Kendall Yards is bringing home the bacon. Bread and produce, too.
The mixed-use development near the Spokane County courthouse may deliver a full-service grocery store by Thanksgiving next year.
One to three office buildings and more housing also are planned next year in the Greenstone Corp. project.
Meanwhile, the company is working with Spokane city officials to reduce long-term parking on streets in commercial portions of Kendall Yards and to extend the Centennial Trail through the project.
Proposed on-street parking changes would eliminate 90 10-hour meters in the vicinity of the courthouse, where more than a thousand employees already are on a waiting list for spaces in a county parking lot.
Greenstone President Jason Wheaton said company officials are considering a variety of strategies to control parking around the grocery store site – bounded by College Avenue, Summit Parkway (formerly Ide Avenue), Cedar Street and Jefferson Street.
“There’s a reason there hasn’t been a grocery store downtown, and a big part of it is the parking needs around it,” Wheaton said.
Vice President Wayne Frost said Greenstone is negotiating with “established stores that the local community would recognize.”
“I’m hoping to have one by Thanksgiving of 2012,” Frost said.
A parking study by a Portland firm, Rick Williams Consulting, urges city officials to provide 90-minute free parking on streets bordering the grocery store complex, which would include restaurants, shops and offices.
While encouraging turnover needed to support the businesses, the proposal would eliminate about three dozen of the 10-hour meters on College Avenue that county employees often use, according to Don McDowell, a county employee development coordinator whose duties include managing county parking facilities.
“That sure wouldn’t help county employees at all,” McDowell said. “I’d like to have another parking lot with 36 spaces in it, I’ll tell you that.”
Within a broader area that extends north to Mallon Avenue and east to Monroe Street, the parking study calls for converting 90 10-hour meters to two hours.
The county has 17 parking lots with 246 metered spaces for visitors and 472 leased spaces for employees, who pay $15 a month for them.
McDowell said 1,063 employees are on a seniority-based waiting list that includes people who have been on the payroll since August 1996.
Greenstone and county officials have discussed the possibility of building a parking garage to serve county needs, but both sides say that isn’t financially feasible.
“Hopefully, the economy will change that for us, and we’ll have to build one,” Frost, the Greenstone vice president, said.
Until then, Greenstone and county officials agree that encouraging employees to carpool and take the bus is the best bet.
Spokane Utilities Director Dave Mandyke said he and his staff support Greenstone’s proposed parking changes, at least those involving the 90-minute free-parking zone.
“We understand the need for that,” he said. “What we have said is we’re amiable to that and we’ll give it a try.”
Frost wants the changes to be in place when the grocery store opens.
Parks Director Leroy Eadie and other city officials are working with Greenstone on plans to extend the Centennial Trail across Kendall Yards in two phases.
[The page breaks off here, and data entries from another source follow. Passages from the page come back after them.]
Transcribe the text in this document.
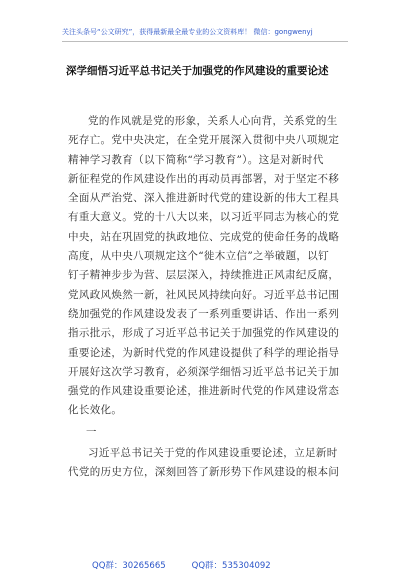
关注头条号“公文研究”，获得最新最全最专业的公文资料库！ 微信：gongwenyj
深学细悟习近平总书记关于加强党的作风建设的重要论述
党的作风就是党的形象，关系人心向背，关系党的生
死存亡。党中央决定，在全党开展深入贯彻中央八项规定
精神学习教育（以下简称“学习教育”）。这是对新时代
新征程党的作风建设作出的再动员再部署，对于坚定不移
全面从严治党、深入推进新时代党的建设新的伟大工程具
有重大意义。党的十八大以来，以习近平同志为核心的党
中央，站在巩固党的执政地位、完成党的使命任务的战略
高度，从中央八项规定这个“徙木立信”之举破题，以钉
钉子精神步步为营、层层深入，持续推进正风肃纪反腐，
党风政风焕然一新，社风民风持续向好。习近平总书记围
绕加强党的作风建设发表了一系列重要讲话、作出一系列
指示批示，形成了习近平总书记关于加强党的作风建设的
重要论述，为新时代党的作风建设提供了科学的理论指导
开展好这次学习教育，必须深学细悟习近平总书记关于加
强党的作风建设重要论述，推进新时代党的作风建设常态
化长效化。
一
习近平总书记关于党的作风建设重要论述，立足新时
代党的历史方位，深刻回答了新形势下作风建设的根本问
QQ群：30265665	QQ群：535304092
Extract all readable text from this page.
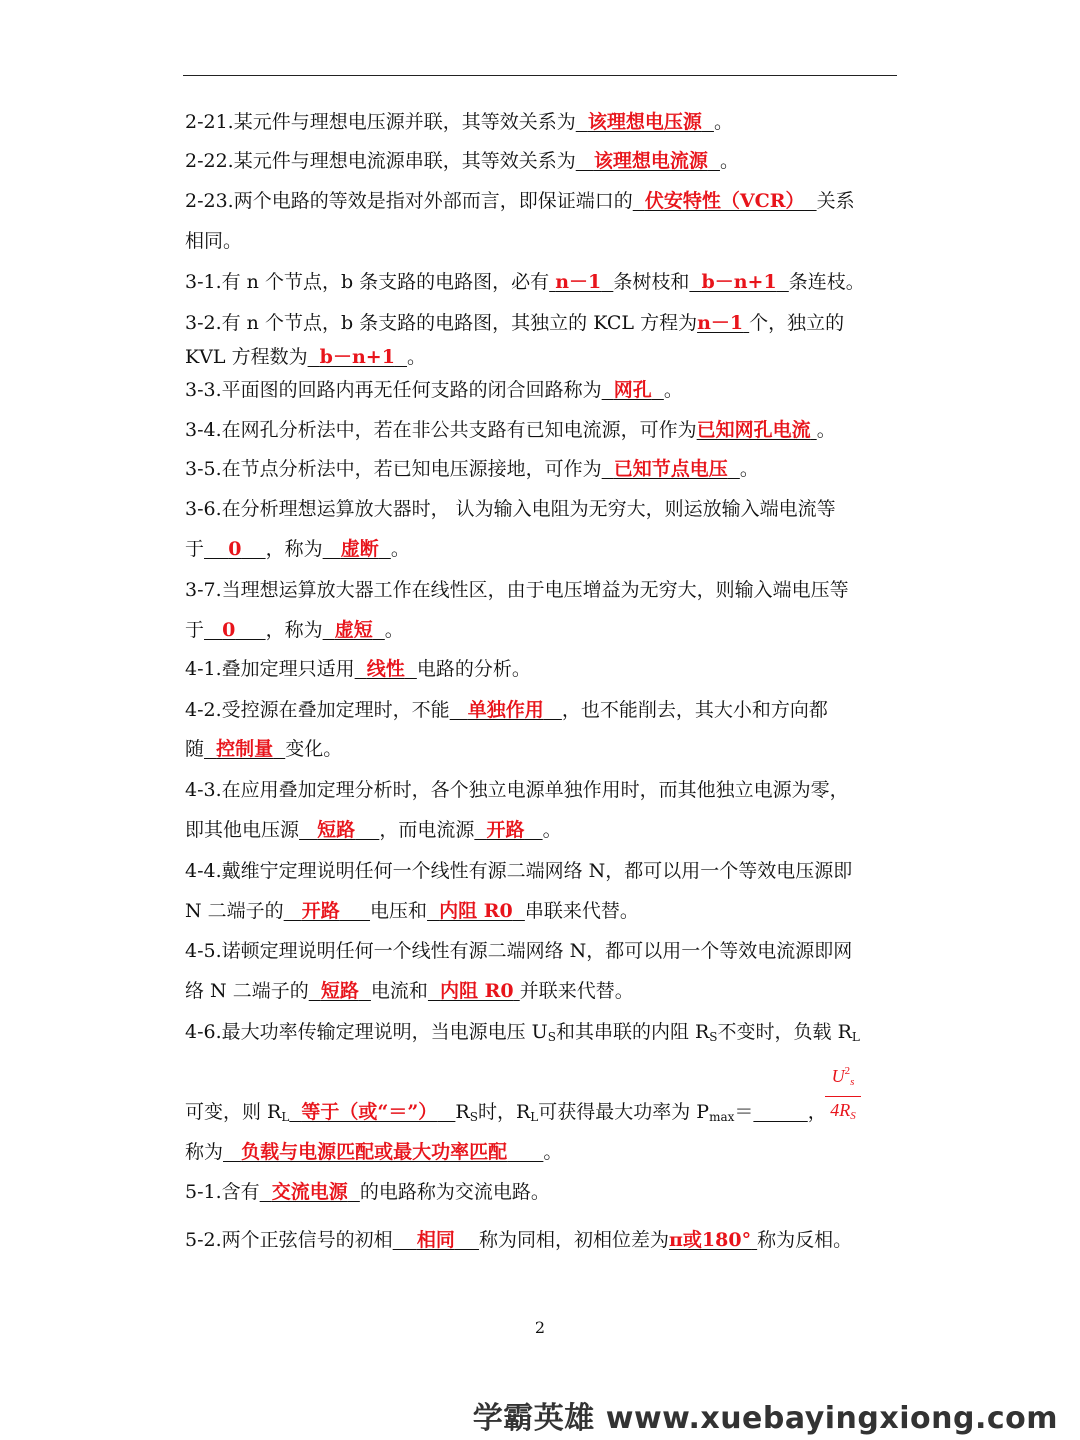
2-21.某元件与理想电压源并联，其等效关系为 该理想电压源 。
2-22.某元件与理想电流源串联，其等效关系为 该理想电流源 。
2-23.两个电路的等效是指对外部而言，即保证端口的 伏安特性（VCR） 关系
相同。
3-1.有 n 个节点，b 条支路的电路图，必有 n－1 条树枝和 b－n+1 条连枝。
3-2.有 n 个节点，b 条支路的电路图，其独立的 KCL 方程为n－1 个，独立的
KVL 方程数为 b－n+1 。
3-3.平面图的回路内再无任何支路的闭合回路称为 网孔 。
3-4.在网孔分析法中，若在非公共支路有已知电流源，可作为已知网孔电流 。
3-5.在节点分析法中，若已知电压源接地，可作为 已知节点电压 。
3-6.在分析理想运算放大器时， 认为输入电阻为无穷大，则运放输入端电流等
于 0 ，称为 虚断 。
3-7.当理想运算放大器工作在线性区，由于电压增益为无穷大，则输入端电压等
于 0 ，称为 虚短 。
4-1.叠加定理只适用 线性 电路的分析。
4-2.受控源在叠加定理时，不能 单独作用 ，也不能削去，其大小和方向都
随 控制量 变化。
4-3.在应用叠加定理分析时，各个独立电源单独作用时，而其他独立电源为零，
即其他电压源 短路 ，而电流源 开路 。
4-4.戴维宁定理说明任何一个线性有源二端网络 N，都可以用一个等效电压源即
N 二端子的 开路 电压和 内阻 R0 串联来代替。
4-5.诺顿定理说明任何一个线性有源二端网络 N，都可以用一个等效电流源即网
络 N 二端子的 短路 电流和 内阻 R0 并联来代替。
4-6.最大功率传输定理说明，当电源电压 $U_S$和其串联的内阻 $R_S$不变时，负载 $R_L$
$U^2s$
4RS
可变，则 $R_L$ 等于（或“＝”） $R_S$时，$R_L$可获得最大功率为 $P_{max}=$	，
称为 负载与电源匹配或最大功率匹配 。
5-1.含有 交流电源 的电路称为交流电路。
5-2.两个正弦信号的初相 相同 称为同相，初相位差为π或180° 称为反相。
2
学霸英雄 www.xuebayingxiong.com
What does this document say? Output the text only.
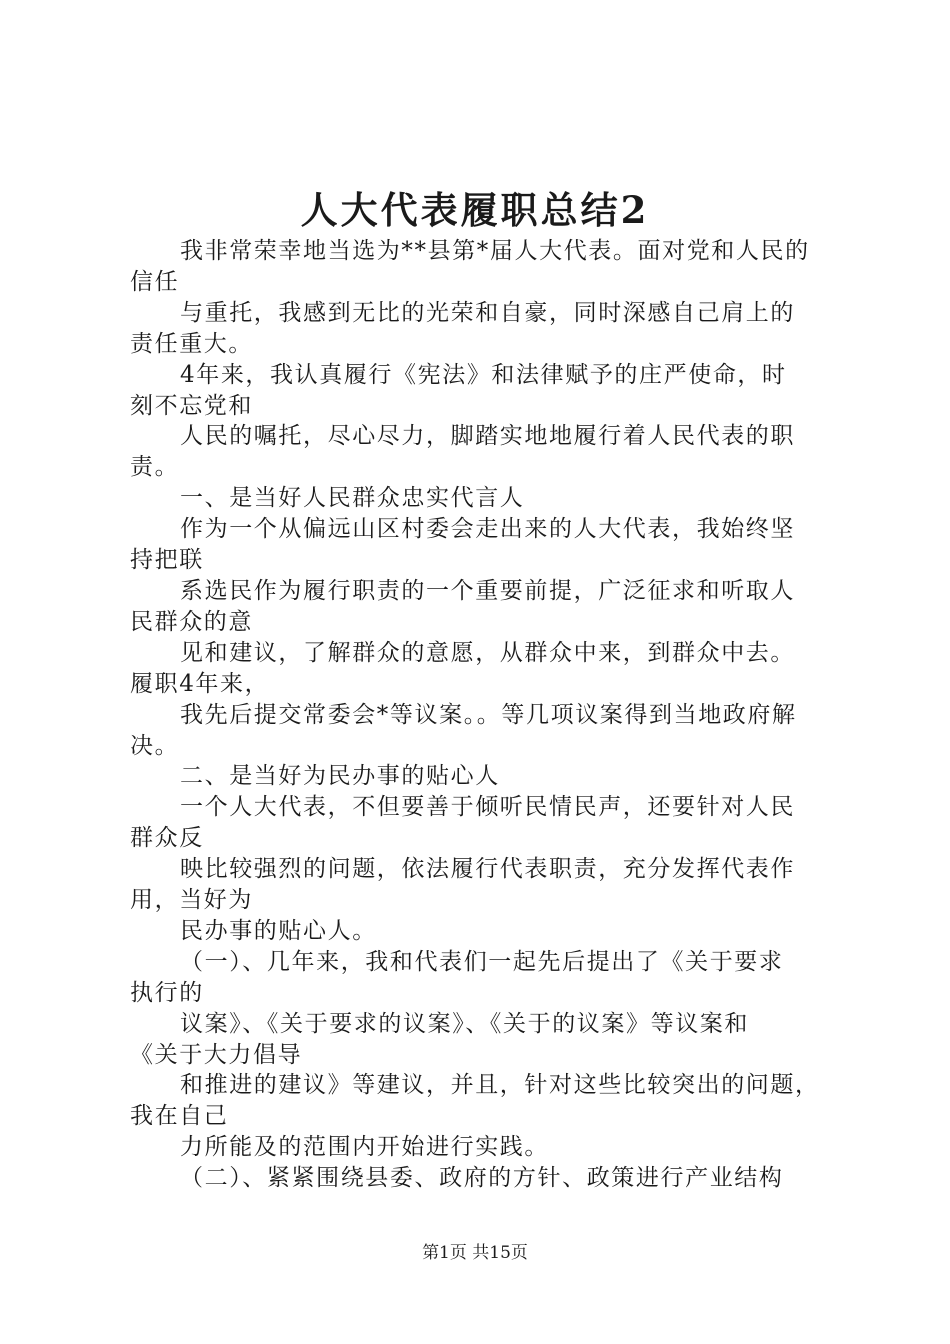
人大代表履职总结2
我非常荣幸地当选为**县第*届人大代表。面对党和人民的
信任
与重托，我感到无比的光荣和自豪，同时深感自己肩上的
责任重大。
4年来，我认真履行《宪法》和法律赋予的庄严使命，时
刻不忘党和
人民的嘱托，尽心尽力，脚踏实地地履行着人民代表的职
责。
一、是当好人民群众忠实代言人
作为一个从偏远山区村委会走出来的人大代表，我始终坚
持把联
系选民作为履行职责的一个重要前提，广泛征求和听取人
民群众的意
见和建议，了解群众的意愿，从群众中来，到群众中去。
履职4年来，
我先后提交常委会*等议案。。等几项议案得到当地政府解
决。
二、是当好为民办事的贴心人
一个人大代表，不但要善于倾听民情民声，还要针对人民
群众反
映比较强烈的问题，依法履行代表职责，充分发挥代表作
用，当好为
民办事的贴心人。
（一）、几年来，我和代表们一起先后提出了《关于要求
执行的
议案》、《关于要求的议案》、《关于的议案》等议案和
《关于大力倡导
和推进的建议》等建议，并且，针对这些比较突出的问题，
我在自己
力所能及的范围内开始进行实践。
（二）、紧紧围绕县委、政府的方针、政策进行产业结构
第1页 共15页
Frost said he is frustrated that the first phase wasn’t completed this year, but Eadie said he thinks the work can start next spring.
Eadie said Greenstone must take the lead on the trail extension, but the Parks Department is helping coordinate the route and possible tie-ins with a proposed “sculpture walk” and a cultural center the Spokane Tribe plans on Bridge Avenue between Monroe and Lincoln streets.
Frost said demand for Kendall Yards property is strong, but would be “three times what we see today” if customers could “see or touch that trail.”
Already, Kendall Yards has exhausted its inventory of 40 townhouse units and single-family homes near the corner of Bridge Avenue and Elm Street.
Wheaton expects construction of 40 to 45 more residential units to begin within 30 days and be completed in January or February. Most of the residences will be townhouse-style structures with four or five units apiece, but a couple of single-family cottages also are planned.
The townhouses are an unusual two-story design that features “one-level living” with master bedrooms next to ground-floor kitchens and “tuck-under garages” accessible from an alley behind the buildings. They’ll sell in the $140,000 to $180,000 range, Wheaton said.
At least one office building also is planned next year. There could be three, Frost said.
He said construction will start early next year, possibly in March or April, on one of two adjoining 8,000-square-foot office buildings near the proposed grocery store.
The two-story twin structures will be on Summit Parkway, just east of the Court of Appeals building, but no decision has been made on which side of Summit. Frost said he would like to construct both buildings at the same time for the sake of efficiency.
A two-story, 22,000-square-foot office building is planned on the west side of Monroe Street, just south of where Bridge Avenue will be when extended later this year. Construction of that building also will start next spring if enough tenants are lined up.
“We are out on the streets getting tenants for it, and we’re seeing good success at that,” Frost said.
Lawyers account for a lot of the interest because of proximity to the courthouse, but Frost said potential customers also include financial service firms and “service retail” businesses, such as insurance agencies.
He said an essential element of the project is a tax-increment financing district that eventually will reimburse Greenstone for much of Kendall Yards’ public infrastructure, such as streets and utilities. The money will come from property value increases generated by the project over 25 years.
“If you watch national news, Kendall Yards shouldn’t be happening, but it is,” Frost said.